Régisseurs et affairistes, les PUS, ça les démange!

Régisseurs et affairistes, les PUS, ça les démange!


Les plan d’utilisation du sol (PUS) sont un instrument unique permettant aux municipalités du canton de Genève, et notamment à la Ville de Genève, de jouir d’une certaine autonomie en matière d’aménagement du territoire. Depuis leur introduction en septembre 1988, les PUS ont été fort utiles pour promouvoir l’habitat en ville en cas d’augmentation des surfaces constructibles.


Les PUS ont notamment permis à la Ville de Genève, contrairement à l’ensemble des villes suisses, de récupérer, voire d’augmenter, le nombre de ses habitant-e-s. Cet instrument d’aménagement original, qui est entré en vigueur à la suite d’une votation populaire, fait l’objet d’attaques répétées de la part des milieux immobiliers et de leurs représentants de droite au Grand Conseil. Dernièrement, nous avons essuyé une première défaite.


Müller à l’abordage


Ces trois derniers mois, au parlement genevois, la bagarre politique a fait rage sur la question essentielle du maintien de cet instrument et notamment de l’une de ses composantes: l’indice d’utilisation du sol.


C’est à la faveur d’un projet de loi relatif aux plans d’aménagement communaux, que la droite a déclenché l’offensive.
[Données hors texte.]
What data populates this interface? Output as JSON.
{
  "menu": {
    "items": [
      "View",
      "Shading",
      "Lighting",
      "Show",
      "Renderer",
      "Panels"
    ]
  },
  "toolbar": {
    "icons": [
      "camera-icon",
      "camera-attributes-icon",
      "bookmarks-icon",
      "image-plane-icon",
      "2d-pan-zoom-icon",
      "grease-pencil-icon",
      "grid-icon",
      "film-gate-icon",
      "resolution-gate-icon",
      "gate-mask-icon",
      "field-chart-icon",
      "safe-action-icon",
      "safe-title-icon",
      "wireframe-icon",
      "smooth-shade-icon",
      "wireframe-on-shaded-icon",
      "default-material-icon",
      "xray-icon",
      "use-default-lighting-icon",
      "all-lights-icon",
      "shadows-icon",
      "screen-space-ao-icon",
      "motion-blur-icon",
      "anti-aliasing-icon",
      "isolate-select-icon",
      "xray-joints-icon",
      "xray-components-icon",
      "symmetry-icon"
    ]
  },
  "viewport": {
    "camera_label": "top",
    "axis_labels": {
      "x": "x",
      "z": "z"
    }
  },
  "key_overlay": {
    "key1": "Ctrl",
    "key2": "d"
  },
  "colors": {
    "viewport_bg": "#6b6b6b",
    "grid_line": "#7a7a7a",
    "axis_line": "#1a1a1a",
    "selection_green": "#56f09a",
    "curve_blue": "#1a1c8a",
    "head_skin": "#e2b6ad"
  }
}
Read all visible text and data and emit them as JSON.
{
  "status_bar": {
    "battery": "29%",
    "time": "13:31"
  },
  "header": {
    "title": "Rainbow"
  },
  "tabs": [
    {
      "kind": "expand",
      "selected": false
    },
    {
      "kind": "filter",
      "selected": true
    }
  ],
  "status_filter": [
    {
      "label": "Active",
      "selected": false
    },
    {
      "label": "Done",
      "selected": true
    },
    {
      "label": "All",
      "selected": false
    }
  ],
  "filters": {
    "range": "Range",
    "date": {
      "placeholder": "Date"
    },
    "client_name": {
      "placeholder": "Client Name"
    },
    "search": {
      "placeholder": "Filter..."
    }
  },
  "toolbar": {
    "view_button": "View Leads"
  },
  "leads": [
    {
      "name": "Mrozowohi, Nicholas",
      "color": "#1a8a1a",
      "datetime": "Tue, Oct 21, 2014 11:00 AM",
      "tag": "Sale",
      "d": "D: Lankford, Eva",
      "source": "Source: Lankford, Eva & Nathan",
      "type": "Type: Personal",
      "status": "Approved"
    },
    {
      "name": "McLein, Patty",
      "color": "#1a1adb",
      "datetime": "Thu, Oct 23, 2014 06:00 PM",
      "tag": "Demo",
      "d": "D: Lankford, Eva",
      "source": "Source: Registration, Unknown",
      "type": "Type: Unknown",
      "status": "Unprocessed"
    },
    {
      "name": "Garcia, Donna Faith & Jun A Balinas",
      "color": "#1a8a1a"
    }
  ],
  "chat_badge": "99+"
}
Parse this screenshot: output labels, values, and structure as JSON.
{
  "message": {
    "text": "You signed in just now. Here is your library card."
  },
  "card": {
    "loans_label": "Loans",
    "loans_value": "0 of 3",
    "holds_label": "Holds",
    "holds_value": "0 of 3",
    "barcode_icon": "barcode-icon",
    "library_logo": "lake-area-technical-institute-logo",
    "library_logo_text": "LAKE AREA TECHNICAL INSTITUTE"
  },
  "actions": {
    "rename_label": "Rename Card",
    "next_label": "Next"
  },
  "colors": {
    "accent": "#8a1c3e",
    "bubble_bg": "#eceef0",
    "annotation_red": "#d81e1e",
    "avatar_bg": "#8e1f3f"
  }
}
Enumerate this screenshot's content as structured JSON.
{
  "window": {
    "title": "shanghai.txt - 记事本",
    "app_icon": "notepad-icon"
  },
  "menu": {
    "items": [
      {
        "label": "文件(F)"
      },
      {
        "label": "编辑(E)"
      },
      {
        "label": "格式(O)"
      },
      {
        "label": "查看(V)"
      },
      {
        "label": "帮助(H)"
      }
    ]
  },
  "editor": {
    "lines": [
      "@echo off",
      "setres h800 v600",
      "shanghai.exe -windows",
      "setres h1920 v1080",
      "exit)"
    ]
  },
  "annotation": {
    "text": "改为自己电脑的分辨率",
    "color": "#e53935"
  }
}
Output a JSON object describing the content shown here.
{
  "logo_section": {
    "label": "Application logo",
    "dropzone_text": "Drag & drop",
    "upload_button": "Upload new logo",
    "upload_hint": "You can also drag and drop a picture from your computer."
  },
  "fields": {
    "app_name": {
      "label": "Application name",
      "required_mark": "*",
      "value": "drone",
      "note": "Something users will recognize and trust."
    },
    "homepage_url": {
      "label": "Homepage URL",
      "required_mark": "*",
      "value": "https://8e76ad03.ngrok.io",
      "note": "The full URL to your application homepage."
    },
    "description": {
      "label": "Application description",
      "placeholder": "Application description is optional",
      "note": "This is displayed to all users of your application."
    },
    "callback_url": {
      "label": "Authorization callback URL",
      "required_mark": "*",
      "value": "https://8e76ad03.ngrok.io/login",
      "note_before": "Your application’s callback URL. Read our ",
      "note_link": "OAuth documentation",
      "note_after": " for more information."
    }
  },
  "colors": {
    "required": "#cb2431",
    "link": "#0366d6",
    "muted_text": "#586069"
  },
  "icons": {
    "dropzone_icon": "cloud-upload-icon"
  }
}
Profitant de ce projet qui allait recueillir les suffrages de la quasi-unanimité du Parlement, le député Mark Müller, fer de lance des promoteurs immobiliers du canton, a présenté au dernier moment un amendement visant à supprimer l’un des volets d’une autre loi: le taux d’utilisation du sol inscrit dans les PUS. Des députés, révoltés par le procédé, ont a juste titre comparé cette stratégie à une véritable action de flibustiers.


Quelques chiffres


Il faut savoir que ces PUS peuvent être élaborés dans les quatre premières zones de construction et dans leurs zones de développement. La totalité du champ d’application des PUS représente 38,42% des zones à bâtir du canton, soit 29456159 m2 (fin 1999), dont 14190276 m2 situés en zone ordinaire. Quand on sait que l’essentiel de ces zones ordinaires se trouve en Ville de Genève, soit 88,5% du total, on voit bien l’enjeu que représente l’abolition de cette loi pour laisser les mains libres aux promoteurs et spéculateurs en vue de n’y construire que des immeubles de bureaux, combien plus lucratifs que le logement.


Une bataille perdue…


Bien que les dégâts aient pu être limités, puisque les PUS n’ont pas été abolis après plus de quatre heures de débats étalés sur deux sessions parlementaires, le combat a tout de même été perdu par la minorité de gauche du parlement. Aujourd’hui, les municipalités seront donc privées du droit de définir et d’imposer un taux d’utilisation du sol dans les plans qu’elles élaboreront, elles devront se contenter de s’arc-bouter derrière une répartition de 70% de logements et 30% de bureaux dans les nouvelles surfaces construites, pour défendre le droit de la population à habiter en ville.


Mais les habitant-e-s auront la parole


Les droits populaires ont, eux aussi, pris un coup de canif, dans la mesure où, par exemple, l’initiative populaire municipale qui avait été présentée et gagnée par les habitant-e-s pour l’aménagement du triangle de Villereuse contenait un indice d’utilisation du sol. Aujourd’hui, si une initiative du même ordre venait à être lancée, elle ne pourrait plus contraindre les promoteurs à s’en tenir à une certaine densité d’habitat.


On risque ainsi d’assister à nouveau aux dérives de surdensification, du genre de celle de l’aménagement du quartier de l’Europe aux Charmilles. Nous le déplorons et – pour recouvrer ce droit – nous espérons beaucoup de la victoire en votation populaire de l’initiative cantonale «Droit des locataires», déposée en octobre avec plus de 12000 signatures.